Los sonetos de Jon Juaristi





Leo en edición del brillante y laborioso Rodrigo Olay, a quien deseo que pueda hurtar a los intereses académicos un poco más de tiempo para su propia poesía, una colección que reúne todos los sonetos publicados hasta la fecha por Jon Juaristi. El libro aparece en la colección de antologías de Renacimiento y se titula Sonetos de la patria oscura. Han sido espigados de Diario del poeta reciencansado (1985), Suma de varia invención (1985), Arte de marear (1985), Los paisajes domésticos (1992), Tiempo desapacible (1996), Prosas en verso (2002), Viento sobre las lóbregas colinas (2008) y Renta antigua (2012). Se ofrecen como propina ocho inéditos.
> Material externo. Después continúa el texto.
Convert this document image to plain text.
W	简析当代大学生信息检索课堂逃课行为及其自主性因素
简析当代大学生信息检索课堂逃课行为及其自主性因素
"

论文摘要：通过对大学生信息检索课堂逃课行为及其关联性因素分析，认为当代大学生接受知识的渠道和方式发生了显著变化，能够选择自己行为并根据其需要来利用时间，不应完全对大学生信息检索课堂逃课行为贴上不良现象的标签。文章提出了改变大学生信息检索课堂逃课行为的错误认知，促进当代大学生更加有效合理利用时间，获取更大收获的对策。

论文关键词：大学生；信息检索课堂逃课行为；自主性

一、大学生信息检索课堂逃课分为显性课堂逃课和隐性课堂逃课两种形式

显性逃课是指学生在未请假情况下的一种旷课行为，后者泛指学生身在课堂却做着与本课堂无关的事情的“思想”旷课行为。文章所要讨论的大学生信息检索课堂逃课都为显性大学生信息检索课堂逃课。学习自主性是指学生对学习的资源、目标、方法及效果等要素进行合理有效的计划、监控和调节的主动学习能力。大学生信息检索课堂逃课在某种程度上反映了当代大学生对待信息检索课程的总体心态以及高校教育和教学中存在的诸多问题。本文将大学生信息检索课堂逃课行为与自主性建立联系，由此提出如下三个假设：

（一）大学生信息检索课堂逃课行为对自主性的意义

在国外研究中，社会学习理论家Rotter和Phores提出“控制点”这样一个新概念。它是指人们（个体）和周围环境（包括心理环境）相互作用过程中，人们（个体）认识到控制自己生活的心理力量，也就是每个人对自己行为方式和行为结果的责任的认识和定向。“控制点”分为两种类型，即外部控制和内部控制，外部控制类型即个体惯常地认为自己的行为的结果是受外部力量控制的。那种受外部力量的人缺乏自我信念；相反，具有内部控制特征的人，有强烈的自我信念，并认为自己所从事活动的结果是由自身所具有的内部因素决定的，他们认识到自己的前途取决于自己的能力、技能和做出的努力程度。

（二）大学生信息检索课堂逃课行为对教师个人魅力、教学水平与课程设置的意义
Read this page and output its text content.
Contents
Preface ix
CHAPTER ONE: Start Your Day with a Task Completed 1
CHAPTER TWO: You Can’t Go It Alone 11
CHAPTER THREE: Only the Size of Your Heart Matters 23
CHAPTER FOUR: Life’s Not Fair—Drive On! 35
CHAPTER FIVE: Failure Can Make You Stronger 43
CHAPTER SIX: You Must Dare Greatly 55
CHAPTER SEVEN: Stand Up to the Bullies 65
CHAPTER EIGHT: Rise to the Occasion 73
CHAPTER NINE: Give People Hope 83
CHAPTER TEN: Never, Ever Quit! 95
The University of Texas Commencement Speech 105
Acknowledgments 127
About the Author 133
     De muy diversa factura en métrica y rima, los hay sobre su tierra vasca y sus sombras tutelares (ahí está Gabriel Aresti), los que se brindan a modo de homenaje, los que enfocan a fotógrafos. En ellos la ironía y la retranca, las paronomasias y los retruécanos, la emoción y el artificio. Hay uno portentoso que con dedicatoria a Sultana Wahnón recrea la tradición cabalística del judaísmo, tan caro al Juaristi de los últimos lustros, y lo hace con una combinatoria de palabras que respetando siempre el mismo sonido apuntan a muy diferentes significados. Le hubiera encantado a Juan Eduardo Cirlot, pienso. Su título es "Coral de los talmudistas de Oswicim" (es esta una localidad vecina de Auschwitz, y se ve la sombra ominosa del exterminio sobre él).
     Cada uno de los catorce versos es homófono; esto quiere decir, claro, que todos terminan con la misma palabra, pero lo importante es lo que sucede antes de llegar, línea a línea, a ella. Me resisto a copiarlo íntegro (háganse con el pequeño libro) y solo trasladaré aquí el primer cuarteto (quizá pueda el lector de esta nota intentar, una vez explicadas aquí las reglas por las que se rige el soneto en cuestión, intentar la continuación por su cuenta):


-Nos esperaba el camión en la plaza del pueblo. 
-No se esperaba el camión en la plaza del pueblo. 
-No. Se esperaba el camión en la plaza del pueblo. 
-No se espera, va el camión en la plaza del pueblo.